The ANC in the OR Tambo district has strongly denied that it used its Nelson Mandela prayer event on Sunday as an electioneering platform. This was after many of its members came to its prayer event at the OR Tambo district municipality headquarters in Mthatha dressed in T-shirts bearing an image of President Jacob Zuma and inscribed with the words "Vote ANC".
The event, organised by the party as a response to the call to honour Mandela in prayer throughout the country, was probably the largest gathering of its kind in the Eastern Cape. It featured most of the ANC's provincial executive committee members, as well as several religious figures of different faiths.
Coming to the party's defence, ANC subregional secretary Lulama Ngcukayithobi said that while people celebrated the life and times of Mandela, it was also important to remember that the ANC and its former president were intertwined even though the media narrative tried to separate the two. "If you see many people dressed in Jacob Zuma T-shirts, it is because people just want to associate who Nelson Mandela was," he said speaking outside the venue. "Mandela was also an ANC activist who represented the ANC to the best of his ability, so the members are inspired by that. It just shows you beyond any reasonable doubt that the two are intertwined even though the media and opposition parties have tried to disassociate the two."
Fezile Potwana, a member of the elective assembly of the Anglican Church of Southern Africa, said he was pleased the event was multi-denominational as Mandela was not associated with any one denomination. In his life, Mandela worked with people of every persuasion. "His spirit will be stronger now in death than it was when he was alive because now he is going to take his place among the pantheon of ancestors."
An ANC member from the OR Tambo region said the rally became the main provincial event of the day after a family prayer planned for Madiba's Qunu home failed to materialise as there were no family members to receive mourners at the house.
"The aim of the prayer is to talk to the family, but there are no family representatives available to receive people. Many family members are expected in Qunu during the course of this week," he said.
Praying for Mandela
The ANC also made its presence felt at other churches in Qunu where the call to pray for Madiba was heeded. ANC Qunu branch committee member Khumbuzile Matswana – who attended a church service at the Mqhekezweni Circuit Qunu Society, a Methodist church – said he came to celebrate Mandela's benevolence.

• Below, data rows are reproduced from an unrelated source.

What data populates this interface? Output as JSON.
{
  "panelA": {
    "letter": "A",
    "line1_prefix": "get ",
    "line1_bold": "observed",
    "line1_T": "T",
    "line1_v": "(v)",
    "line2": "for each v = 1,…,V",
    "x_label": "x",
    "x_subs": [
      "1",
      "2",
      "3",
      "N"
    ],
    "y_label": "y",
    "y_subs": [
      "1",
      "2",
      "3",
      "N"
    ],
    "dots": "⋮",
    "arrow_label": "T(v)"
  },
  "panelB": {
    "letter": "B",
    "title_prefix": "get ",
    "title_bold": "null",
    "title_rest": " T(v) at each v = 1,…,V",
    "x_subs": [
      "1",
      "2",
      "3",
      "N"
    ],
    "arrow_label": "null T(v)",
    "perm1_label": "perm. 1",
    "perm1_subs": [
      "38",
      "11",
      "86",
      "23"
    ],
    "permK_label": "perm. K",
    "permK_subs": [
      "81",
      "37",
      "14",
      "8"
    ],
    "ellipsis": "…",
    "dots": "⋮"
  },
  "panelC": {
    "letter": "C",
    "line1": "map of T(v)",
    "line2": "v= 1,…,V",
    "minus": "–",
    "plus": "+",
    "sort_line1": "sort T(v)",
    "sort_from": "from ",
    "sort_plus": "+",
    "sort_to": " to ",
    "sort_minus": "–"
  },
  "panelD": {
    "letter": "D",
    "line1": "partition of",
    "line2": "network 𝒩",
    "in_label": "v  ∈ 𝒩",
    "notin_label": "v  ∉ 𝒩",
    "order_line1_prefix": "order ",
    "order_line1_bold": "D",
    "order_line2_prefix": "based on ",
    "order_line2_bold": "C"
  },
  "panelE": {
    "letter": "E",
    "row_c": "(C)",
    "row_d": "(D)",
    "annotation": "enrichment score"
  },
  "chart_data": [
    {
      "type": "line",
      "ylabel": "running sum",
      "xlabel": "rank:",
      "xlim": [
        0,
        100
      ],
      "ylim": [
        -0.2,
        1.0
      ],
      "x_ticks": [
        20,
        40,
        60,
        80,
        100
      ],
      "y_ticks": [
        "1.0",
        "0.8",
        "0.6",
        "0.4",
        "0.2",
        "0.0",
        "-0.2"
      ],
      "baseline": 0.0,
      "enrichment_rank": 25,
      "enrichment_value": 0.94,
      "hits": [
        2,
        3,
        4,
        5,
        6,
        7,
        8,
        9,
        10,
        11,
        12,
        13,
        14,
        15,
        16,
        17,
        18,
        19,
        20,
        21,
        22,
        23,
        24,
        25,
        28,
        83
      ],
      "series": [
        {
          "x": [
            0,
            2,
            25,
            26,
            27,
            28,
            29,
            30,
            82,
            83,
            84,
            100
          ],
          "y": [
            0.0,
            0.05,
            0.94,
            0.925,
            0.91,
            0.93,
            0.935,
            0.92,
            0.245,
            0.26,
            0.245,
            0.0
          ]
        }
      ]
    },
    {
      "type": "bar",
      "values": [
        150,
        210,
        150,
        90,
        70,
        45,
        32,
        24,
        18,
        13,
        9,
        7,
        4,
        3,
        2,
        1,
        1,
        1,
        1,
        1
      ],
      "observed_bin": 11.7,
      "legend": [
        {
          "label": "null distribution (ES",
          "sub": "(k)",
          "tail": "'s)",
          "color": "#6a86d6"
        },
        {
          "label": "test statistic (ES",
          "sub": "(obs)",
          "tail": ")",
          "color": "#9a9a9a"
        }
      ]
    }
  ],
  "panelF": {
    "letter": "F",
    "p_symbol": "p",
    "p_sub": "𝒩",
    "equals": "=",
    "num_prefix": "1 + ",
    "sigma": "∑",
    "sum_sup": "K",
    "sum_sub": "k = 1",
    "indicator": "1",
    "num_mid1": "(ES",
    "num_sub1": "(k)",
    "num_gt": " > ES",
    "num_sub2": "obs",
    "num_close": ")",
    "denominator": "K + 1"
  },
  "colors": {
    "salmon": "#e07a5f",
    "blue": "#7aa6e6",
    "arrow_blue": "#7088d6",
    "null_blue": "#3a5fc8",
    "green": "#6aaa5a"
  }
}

"Growing up near Qunu as a child after Tata's release from prison, I grew up witnessing his kindness," he said. "He would organise Christmas parties for the local children and he would give us clothes. He loved being among children. I'm also reminded of his courage and strength – he was firm about what was wrong and right. That's what gave me the strength to celebrate him in his home village."
An ANC flag bearer seated towards the front of the recently-built red-brick church building hoisted it in conjunction with every hymn sung. The sermon delivered by Sinawe Nkenkana focused quite heavily on life after death. An impassioned Nkenkana said the pain of losing Madiba was like a thorn inserted into the flesh underneath a toenail. But he added that death was not the end of life. "The train has passed but what remains are its tracks."
Nomvano Jongeni, one of the church's congregants said: "We would like to memorialise him like they are doing in Johannesburg and America, but we simply don't have the resources."
Outside the Qunu house on Sunday, a lone worshipper from the Shembe Church stood outside in white robes. The man, Michael Notyhanga, said he had come from nearby Mbashe to ask that the Nazarite Baptist Church be allowed to carry out the burial rituals. The man has several pictures of ANC members dressed in Shembe regalia, along with the deceased church leader Vimbeni Shembe at the church's biggest faction's headquarters in Ebuhleni, outside Durban. The pictures included Mandela, Zuma and Baleka Mbete, who was depicted being baptised in one of the pictures.